1. Do not bend over!
You heard me right! Bending over puts a lot of pressure in the discs of the back causing them to bulge. Instead, use your legs! Squat down to lift even a piece of paper from the floor. This will avoid undue stresses on the discs in your back. Now normally a disc acts like a sock absorber for any strenuous activity that you do. Using the wrong form to bend over can put too much stress on the disc over time causing it to bulge. Haven’t you heard of people saying ” oh I just bent over to put dishes in the dishwasher and bam!there went my back!”. So next time you decide to bend over, think again.
2. Do not slouch to prevent a herniated disc in your lower back
Would you believe me if I said slouching puts as much pressure on the disc as bending over?! well, well, well we all heard our mothers and teachers say ” sit up straight”. I think they were right. It’s important to support your lower back when sitting. You can place a little cushion in the curve of your back. Especially so when you are sitting for a while . For example a long drive. Make sure the lower back is supported. This will definitely prevent bulging disc in the back.
3. If you are a gym junkie, increasing the intensity of your workouts abruptly can cause a herniated disc
I get it. You were so into your exercise routine and then came Christmas! or that holiday you had been waiting for! And you ended up with a few kilos extra. But you swore that you will get back to your bikini body. What do you do? you hit the gym 6 times a week with the same intensity you were doing before the break. Na-ah! Big mistake. This will put tremendous pressure on your lower back discs. Especially on doing deadlifts leading to a herniated disc. Hence, it is important to progress slowly with weights. Give yourself at least a week to get used to the new intensity of weights. This is true even of you are only doing cardio by the way.
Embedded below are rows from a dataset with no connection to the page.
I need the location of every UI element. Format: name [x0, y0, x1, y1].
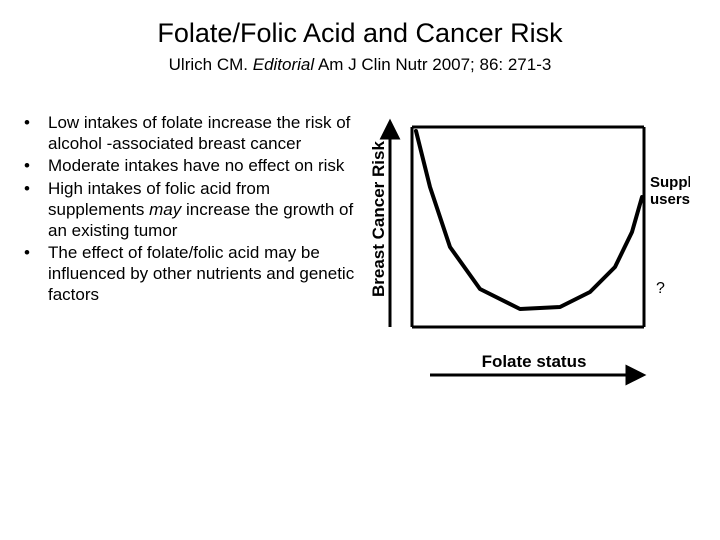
subtitle-journal: Editorial [253, 55, 314, 74]
list-item: •The effect of folate/folic acid may be … [20, 243, 360, 305]
content-row: •Low intakes of folate increase the risk… [0, 75, 720, 397]
svg-text:?: ? [656, 280, 665, 297]
bullet-dot: • [20, 243, 48, 305]
subtitle-author: Ulrich CM. [169, 55, 248, 74]
bullet-text: Moderate intakes have no effect on risk [48, 156, 360, 177]
page-title: Folate/Folic Acid and Cancer Risk [0, 0, 720, 49]
chart-svg: Breast Cancer Risk Folate status Supplemen… [370, 117, 690, 397]
svg-text:users: users [650, 191, 690, 208]
bullet-list: •Low intakes of folate increase the risk… [20, 113, 360, 306]
bullet-text: Low intakes of folate increase the risk … [48, 113, 360, 154]
folate-chart: Breast Cancer Risk Folate status Supplemen… [370, 117, 690, 397]
svg-text:Folate status: Folate status [482, 352, 587, 371]
chart-column: Breast Cancer Risk Folate status Supplemen… [370, 113, 700, 397]
bullet-text: The effect of folate/folic acid may be i… [48, 243, 360, 305]
list-item: •Low intakes of folate increase the risk… [20, 113, 360, 154]
svg-text:Breast Cancer Risk: Breast Cancer Risk [370, 141, 388, 297]
list-item: •High intakes of folic acid from supplem… [20, 179, 360, 241]
bullet-column: •Low intakes of folate increase the risk… [20, 113, 360, 397]
subtitle-rest: Am J Clin Nutr 2007; 86: 271-3 [314, 55, 551, 74]
list-item: •Moderate intakes have no effect on risk [20, 156, 360, 177]
bullet-dot: • [20, 179, 48, 241]
bullet-text: High intakes of folic acid from suppleme… [48, 179, 360, 241]
bullet-dot: • [20, 113, 48, 154]
subtitle: Ulrich CM. Editorial Am J Clin Nutr 2007… [0, 49, 720, 75]
bullet-dot: • [20, 156, 48, 177]
svg-text:Supplement: Supplement [650, 174, 690, 191]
4. Strengthen your core to prevent a herniated disc
According to an article on webmed, the only prevention for back pain is exercise! So what is this fuss about core strengthening? And I am not just talking about doing crunches here. Crunches only work on the bigger muscles of your tummy. You need to work on the much smaller muscles around your back. That is your core! And these small muscles work only when you do exercises like planks or stability exercises. Of course your core will work when you lift any kind of weight in the gym. But it is also important to actively tuck in your core muscles while lifting weights. You will be surprised to hear that a few bodybuilders we see, in fact, have weak cores, although they may have been working on their “abs”.
5. Avoid sitting for more than 30 mins to prevent a herniated disc in the back
Well latest research suggests that prolonged sitting is one of the worst things you can do for your back. So what are we to do? Well the best thing would be to keep changing your position. Now don’t go standing for hours on end because you are trying to avoid sitting. Anything in excess is not good. Hence, it’s best to keep moving. Whether you are sitting or standing, change it every 30 minutes. This will prevent undue stresses on your discs causing a herniated disc.